In sum: Even if no single argument above is by itself decisive, their cumulative weight leads me to support a comprehensive ban on all human cloning, including the cloning of embryos for research. Such a ban is prudent, moral, and virtually cost-free. It is the only real ban on human cloning. In contrast, a ban only on implanting cloned embryos is imprudent and morally dubious, and would likely yield little benefit that cannot be obtained by other (morally unproblematic) means. Purporting to be a ban on reproductive cloning, it would in fact increase the chances that cloned human beings would be born, and sooner rather than later.

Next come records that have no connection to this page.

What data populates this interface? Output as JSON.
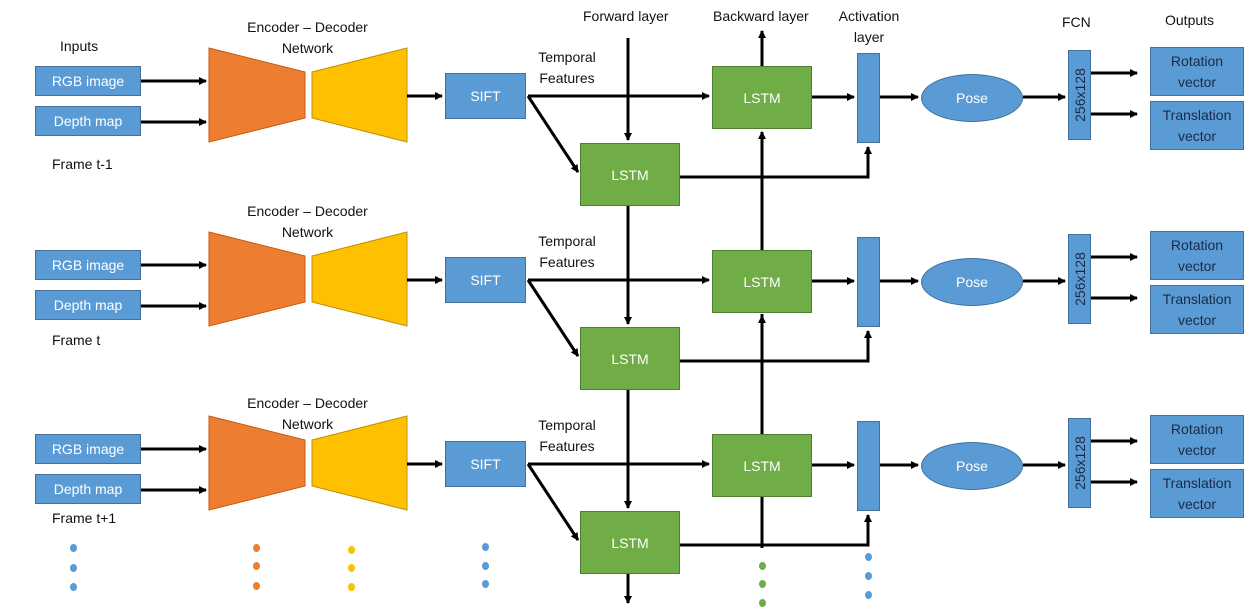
{
  "header": {
    "inputs": "Inputs",
    "forward_layer": "Forward layer",
    "backward_layer": "Backward layer",
    "activation_layer_line1": "Activation",
    "activation_layer_line2": "layer",
    "fcn": "FCN",
    "outputs": "Outputs"
  },
  "rows": [
    {
      "frame": "Frame t-1",
      "rgb": "RGB image",
      "depth": "Depth map",
      "encdec_line1": "Encoder – Decoder",
      "encdec_line2": "Network",
      "sift": "SIFT",
      "temporal_line1": "Temporal",
      "temporal_line2": "Features",
      "lstm_forward": "LSTM",
      "lstm_backward": "LSTM",
      "pose": "Pose",
      "fcn_size": "256x128",
      "rotation_line1": "Rotation",
      "rotation_line2": "vector",
      "translation_line1": "Translation",
      "translation_line2": "vector"
    },
    {
      "frame": "Frame t",
      "rgb": "RGB image",
      "depth": "Depth map",
      "encdec_line1": "Encoder – Decoder",
      "encdec_line2": "Network",
      "sift": "SIFT",
      "temporal_line1": "Temporal",
      "temporal_line2": "Features",
      "lstm_forward": "LSTM",
      "lstm_backward": "LSTM",
      "pose": "Pose",
      "fcn_size": "256x128",
      "rotation_line1": "Rotation",
      "rotation_line2": "vector",
      "translation_line1": "Translation",
      "translation_line2": "vector"
    },
    {
      "frame": "Frame t+1",
      "rgb": "RGB image",
      "depth": "Depth map",
      "encdec_line1": "Encoder – Decoder",
      "encdec_line2": "Network",
      "sift": "SIFT",
      "temporal_line1": "Temporal",
      "temporal_line2": "Features",
      "lstm_forward": "LSTM",
      "lstm_backward": "LSTM",
      "pose": "Pose",
      "fcn_size": "256x128",
      "rotation_line1": "Rotation",
      "rotation_line2": "vector",
      "translation_line1": "Translation",
      "translation_line2": "vector"
    }
  ],
  "colors": {
    "input_blue": "#5b9bd5",
    "lstm_green": "#70ad47",
    "encoder_orange": "#ed7d31",
    "decoder_yellow": "#ffc000",
    "arrow": "#000000"
  },
  "continuation": "ellipsis-dots"
}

Opposition to human cloning-to-produce-children in America is overwhelming: the vast majority of our fellow citizens, including most scientists, would like to see it banned. Nearly every member of Congress has condemned it. Yet despite this near-unanimity, and despite the fact that bans on all human cloning are being enacted in many nations around the world, we have so far failed to give national public force to the people's strong ethical verdict. The failure of the last Congress to enact a ban on human cloning casts grave doubt on our ability to govern the unethical uses of biotechnology, even when it threatens things we hold dear. If Congress fails again to act this time around, human cloning will happen here, and we will have acquiesced in its arrival. It is my profound hope that Congress will rise to the occasion, and strike a blow in defense of human dignity.